LLMs are decent at providing feedback and validation. I often have few sources of that from humans, and long periods without it are bad for my motivation and sense of well-being.
LLMs filling that hole is great if it's done in discrete and intermittent bumps. TFA shows the psychological risks of binging on artificial validation.
how do you convince yourself that it is real? I think if you know some linear algebra and read Vaswani et al. 2017 it can be very difficult to maintain the suspension of disbelief. I had great hopes for a future AI companion, but knowing how the trick is done seems to have ruined the magic for me.
If you don't like Claude's personallity, ask him to behave differently. It's common for me to periodically say 'don't be so sycophantic' and 'be more critical' when working on technical projects.
In your case, try saying 'be nicer' or 'be more jovial'.
I had tried and it started being defensive about this too, haha.
Hence my flip-the-table reaction, deciding to just cancel my subscription.
Maybe I will come around later.
What's wrong with using an LLM to learn about politics and religion?
I've found Claude to be an excellent tool to facilitate introspective psychoanalysis. Unlike most human therapists I've worked with, Claude will call me on my shit and won't be talked into agreeing with my neurotic fantasies (if prompted correctly).
Because unlike a human who can identify that some lines of reasoning are flawed or unhealthy, an LLM will very happily be a self-contained echo chamber that will write whatever you want with some nudging.
It can drive people further and further into their own personal delusions or mental health problems.

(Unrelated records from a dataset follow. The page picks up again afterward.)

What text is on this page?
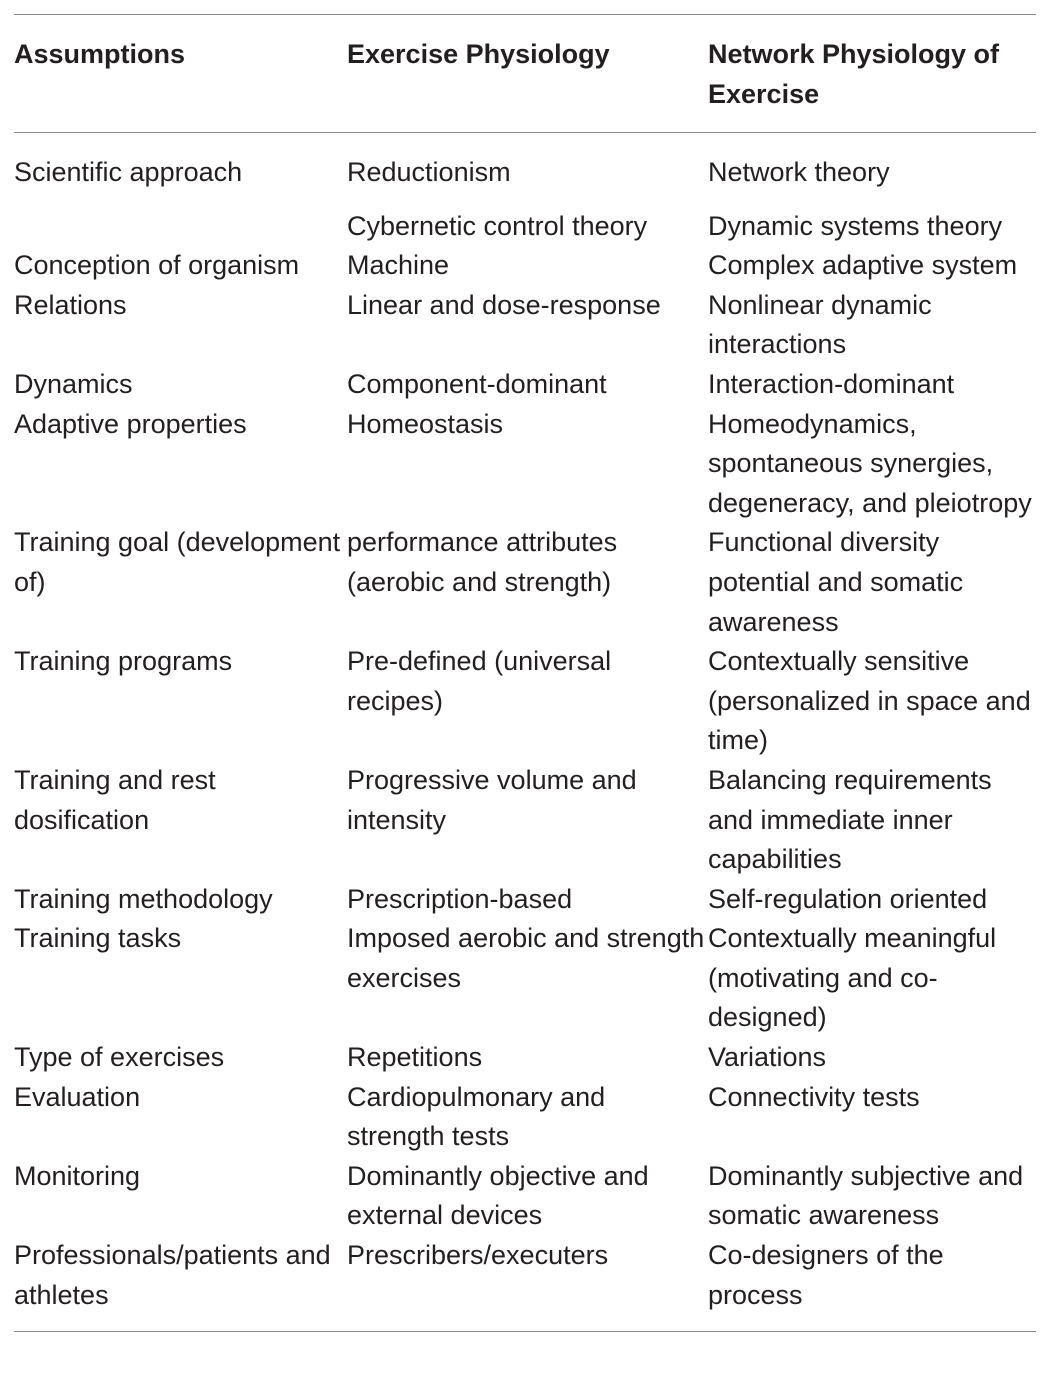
Assumptions	Exercise Physiology	Network Physiology of Exercise

Scientific approach	Reductionism	Network theory
	Cybernetic control theory	Dynamic systems theory
Conception of organism	Machine	Complex adaptive system
Relations	Linear and dose-response	Nonlinear dynamic interactions
Dynamics	Component-dominant	Interaction-dominant
Adaptive properties	Homeostasis	Homeodynamics, spontaneous synergies, degeneracy, and pleiotropy
Training goal (development of)	performance attributes (aerobic and strength)	Functional diversity potential and somatic awareness
Training programs	Pre-defined (universal recipes)	Contextually sensitive (personalized in space and time)
Training and rest dosification	Progressive volume and intensity	Balancing requirements and immediate inner capabilities
Training methodology	Prescription-based	Self-regulation oriented
Training tasks	Imposed aerobic and strength exercises	Contextually meaningful (motivating and co-designed)
Type of exercises	Repetitions	Variations
Evaluation	Cardiopulmonary and strength tests	Connectivity tests
Monitoring	Dominantly objective and external devices	Dominantly subjective and somatic awareness
Professionals/patients and athletes	Prescribers/executers	Co-designers of the process
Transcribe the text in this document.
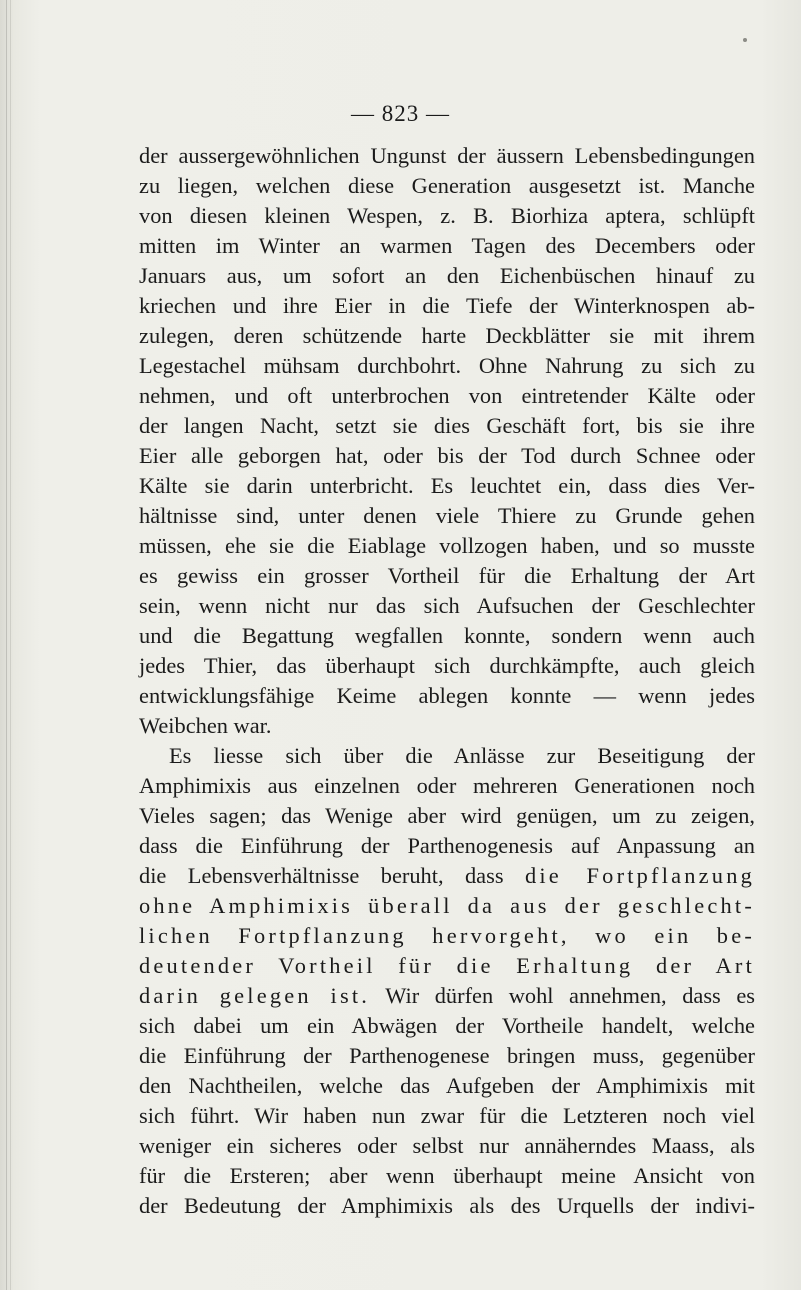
— 823 —
der aussergewöhnlichen Ungunst der äussern Lebensbedingungen
zu liegen, welchen diese Generation ausgesetzt ist. Manche
von diesen kleinen Wespen, z. B. Biorhiza aptera, schlüpft
mitten im Winter an warmen Tagen des Decembers oder
Januars aus, um sofort an den Eichenbüschen hinauf zu
kriechen und ihre Eier in die Tiefe der Winterknospen ab-
zulegen, deren schützende harte Deckblätter sie mit ihrem
Legestachel mühsam durchbohrt. Ohne Nahrung zu sich zu
nehmen, und oft unterbrochen von eintretender Kälte oder
der langen Nacht, setzt sie dies Geschäft fort, bis sie ihre
Eier alle geborgen hat, oder bis der Tod durch Schnee oder
Kälte sie darin unterbricht. Es leuchtet ein, dass dies Ver-
hältnisse sind, unter denen viele Thiere zu Grunde gehen
müssen, ehe sie die Eiablage vollzogen haben, und so musste
es gewiss ein grosser Vortheil für die Erhaltung der Art
sein, wenn nicht nur das sich Aufsuchen der Geschlechter
und die Begattung wegfallen konnte, sondern wenn auch
jedes Thier, das überhaupt sich durchkämpfte, auch gleich
entwicklungsfähige Keime ablegen konnte — wenn jedes
Weibchen war.
Es liesse sich über die Anlässe zur Beseitigung der
Amphimixis aus einzelnen oder mehreren Generationen noch
Vieles sagen; das Wenige aber wird genügen, um zu zeigen,
dass die Einführung der Parthenogenesis auf Anpassung an
die Lebensverhältnisse beruht, dass die Fortpflanzung
ohne Amphimixis überall da aus der geschlecht-
lichen Fortpflanzung hervorgeht, wo ein be-
deutender Vortheil für die Erhaltung der Art
darin gelegen ist. Wir dürfen wohl annehmen, dass es
sich dabei um ein Abwägen der Vortheile handelt, welche
die Einführung der Parthenogenese bringen muss, gegenüber
den Nachtheilen, welche das Aufgeben der Amphimixis mit
sich führt. Wir haben nun zwar für die Letzteren noch viel
weniger ein sicheres oder selbst nur annäherndes Maass, als
für die Ersteren; aber wenn überhaupt meine Ansicht von
der Bedeutung der Amphimixis als des Urquells der indivi-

You may think it's being critical of you, but it's not. It's ultimately interacting you on your terms, saying what you want to hear when you want to hear it. That's not how therapy works.
> You may think it's being critical of you, but it's not. It's ultimately interacting you on your terms, saying what you want to hear when you want to hear it.
That's been my experience with human therapists. When I tell Claude to stop being sycophantic, it complies. When I tell a human to stop being sycophantic, they get defensive.
I agree that an ideal human therapists would be better than Claude, but most that I've worked with are far from ideal. Most are not very bright, easily manipulated, and quick to defensiveness when questioned. And Claude won't try to get me to take random meds with the only justification for the specific medication being 'got to start somewhere'.
He wants to be called a good boy, so the LLM calls him a good boy. Since the LLM is a machine that does what you want, he's essentially doing it to himself. It might not be a conscious choice, but there's still intention behind it. Kein Herr im eigenen Haus. (No master in one's own house.) - Sigmund Freud. He was wrong about a lot of stuff but this is one thing that still stands.
I'm sure you can be unconsciously intent on things, but gaslighting is a unique concept. Here's the definition I am relying on: manipulate (someone) using psychological methods into questioning their own sanity or powers of reasoning.
In your provided example, the user is obviously not trying to manipulate someone into questioning their sanity, nor power of reasoning. Quite the opposite. Lying to themselves (your example) for sure.
Artificial intelligence doesn't negate the need for human intelligence.
The jackhammer replaced the hammer and chisel for busting concrete, and the user's physical strength is important to both the manual and automated tool.
AI is a multiplayer to the user's intelligence, as the jackhammer is a multiplayer to physical strength.
I'm a Warp fanboy. Claude Code has it beat for writing software, but Warp is magic for linux sys admin. I SSH into my home server and feel like a wizard, no more constantly switching to a web browser to Google stuff. The experience of staring at a text only terminal for hours without ever switching to a different window feels like using DOS before the internet. It's magical.
LLMs filling that hole is great if it's done in discrete and intermittent bumps. TFA shows the psychological risks of binging on artificial validation.
All things in moderation, especially LLMs.